Of course, I can't guarantee a nonsmoker has never worked in a tobacco store, but having visited dozens in states from California to New York, I have yet to meet one in such a place.

And places like hookah parlors do only sell tobacco products for on-premises consumption, so they are going to close.

I do blame the GOP for most of this. The House version of HB 4163 was a bill that made 99% of workplaces nonsmoking while not closing businesses that depends on tobacco.

It's too bad they chose to put some places out of business.

Communications guru said...

I apologize for going a little overboard. This is something that I, and many other people, feel strongly about, and we have waited far too long for it.

Again, I am more than willing to - if it was up to me, of course – allow for that small exception. Like I said before, however, the way it has played out makes that really tough to do. But on the other hand, what I said before about not having to consume something on the premises just because you buy it there still has some merit.

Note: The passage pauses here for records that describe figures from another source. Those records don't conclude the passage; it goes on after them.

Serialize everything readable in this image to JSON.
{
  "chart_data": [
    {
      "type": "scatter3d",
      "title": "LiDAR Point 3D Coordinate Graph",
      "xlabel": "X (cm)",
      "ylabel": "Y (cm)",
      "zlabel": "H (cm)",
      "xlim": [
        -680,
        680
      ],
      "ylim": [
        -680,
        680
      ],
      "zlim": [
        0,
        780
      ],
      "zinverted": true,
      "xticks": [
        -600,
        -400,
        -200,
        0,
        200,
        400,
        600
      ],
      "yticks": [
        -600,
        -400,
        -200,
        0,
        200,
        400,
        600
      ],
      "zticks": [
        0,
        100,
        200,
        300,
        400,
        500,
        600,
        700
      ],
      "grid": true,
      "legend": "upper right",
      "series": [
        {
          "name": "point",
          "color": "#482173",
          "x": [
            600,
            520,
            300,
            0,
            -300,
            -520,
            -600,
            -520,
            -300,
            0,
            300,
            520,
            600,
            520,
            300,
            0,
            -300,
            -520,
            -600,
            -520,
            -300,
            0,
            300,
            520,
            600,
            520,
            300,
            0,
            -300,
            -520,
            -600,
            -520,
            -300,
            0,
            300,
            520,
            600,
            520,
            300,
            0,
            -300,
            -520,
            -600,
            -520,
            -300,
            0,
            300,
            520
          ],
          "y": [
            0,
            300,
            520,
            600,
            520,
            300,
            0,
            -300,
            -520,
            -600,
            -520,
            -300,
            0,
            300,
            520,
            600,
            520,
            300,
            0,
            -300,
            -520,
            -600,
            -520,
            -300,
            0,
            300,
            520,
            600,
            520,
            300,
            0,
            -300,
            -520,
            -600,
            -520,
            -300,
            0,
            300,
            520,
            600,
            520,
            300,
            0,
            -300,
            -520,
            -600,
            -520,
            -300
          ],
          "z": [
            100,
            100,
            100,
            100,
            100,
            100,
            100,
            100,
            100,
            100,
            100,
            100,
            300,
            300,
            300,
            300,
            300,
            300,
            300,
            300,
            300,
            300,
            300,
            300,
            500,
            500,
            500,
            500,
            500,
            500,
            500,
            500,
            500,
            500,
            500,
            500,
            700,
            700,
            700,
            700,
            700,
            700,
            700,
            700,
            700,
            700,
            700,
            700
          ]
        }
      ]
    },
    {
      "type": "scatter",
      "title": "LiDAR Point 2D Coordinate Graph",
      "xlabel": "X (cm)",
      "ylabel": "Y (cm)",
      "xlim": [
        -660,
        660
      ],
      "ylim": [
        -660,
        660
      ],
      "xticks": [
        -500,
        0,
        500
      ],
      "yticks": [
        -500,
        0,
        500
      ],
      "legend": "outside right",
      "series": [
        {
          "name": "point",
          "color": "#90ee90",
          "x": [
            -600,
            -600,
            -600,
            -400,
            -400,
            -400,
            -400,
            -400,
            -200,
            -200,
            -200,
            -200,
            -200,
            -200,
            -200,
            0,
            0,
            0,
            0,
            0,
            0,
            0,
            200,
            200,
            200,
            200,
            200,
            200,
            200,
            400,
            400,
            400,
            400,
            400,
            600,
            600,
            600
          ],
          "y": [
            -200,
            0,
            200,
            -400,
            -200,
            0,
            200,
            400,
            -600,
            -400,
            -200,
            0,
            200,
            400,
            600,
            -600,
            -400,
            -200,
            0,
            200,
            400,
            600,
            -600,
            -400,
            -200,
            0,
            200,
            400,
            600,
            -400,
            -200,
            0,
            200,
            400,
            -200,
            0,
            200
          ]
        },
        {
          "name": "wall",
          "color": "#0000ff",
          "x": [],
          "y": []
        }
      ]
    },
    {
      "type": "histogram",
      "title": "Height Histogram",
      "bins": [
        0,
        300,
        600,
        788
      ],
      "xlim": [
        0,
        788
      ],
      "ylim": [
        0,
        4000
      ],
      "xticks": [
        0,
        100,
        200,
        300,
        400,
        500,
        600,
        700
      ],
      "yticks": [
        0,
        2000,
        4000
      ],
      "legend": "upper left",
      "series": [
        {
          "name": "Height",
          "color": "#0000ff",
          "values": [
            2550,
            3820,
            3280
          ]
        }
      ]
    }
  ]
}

Of course a cigar shop is not the only employment people can get, but with an 8 percent unemployment rate, a job is a job. Plus, the way wages are falling and staying stagnant, most people, including me, have two jobs.

The debate between HB 4163 and 5074 centered mostly on casinos, not cigar shops. I don't know much about hookah parlors because I have never seen one, but I do know it is extremely dangerous.

Anonymous said...

And I apologize if I overreacted as well -- I read this blog often enough that I know you don't get many apologies from posters.

But I enjoy cigars, weekly usually, and am happy to go to a place where I don't offend anyone. Cigar lounges are a place where I can do that. That's why I'm sad to see them forced to close, without a grandfthering clause or even a phase-in.

You could argue that by requiring tobacco shops to have customers smoke outside, they'll actually annoy more passersby with a bunch of people out front smoking cigars.

I know casinos were the hangup. I understand their lobbying power. But I don't understand why the cigar shops and cigar bars got entagled in that. New Jersey exempted casinos initially from its smoking ban, but is enforcing it there this fall.

Anti-smoking groups did not, and have not, attempted to remove the state's exemption for tobacco stores or cigar bars, however.

It will be interesting to see what, if anything, happens next week. The anti-smoking groups thought they had this sewn up last May. Something else could happen.

I have talked to some lawmakers who, apart from the casinos, did not want to see decades-old neighborhood tobacco shops possibly put out of business.

I don't know if their concerns are strong enough to prevent voting for a bill they otherwise support.

ka_Dargo_Hussein said...

I agree with Nonny...folks going into a smoke shop and folks working at a smoke shop know what they're getting into. To prohibit the business from allowing its patrons to smoke is a little over the top.

Kinda like saying since Type I diabetes is an issue, no one should be allowed to eat cotton candy at the state fair or ice cream at Dairy Queen.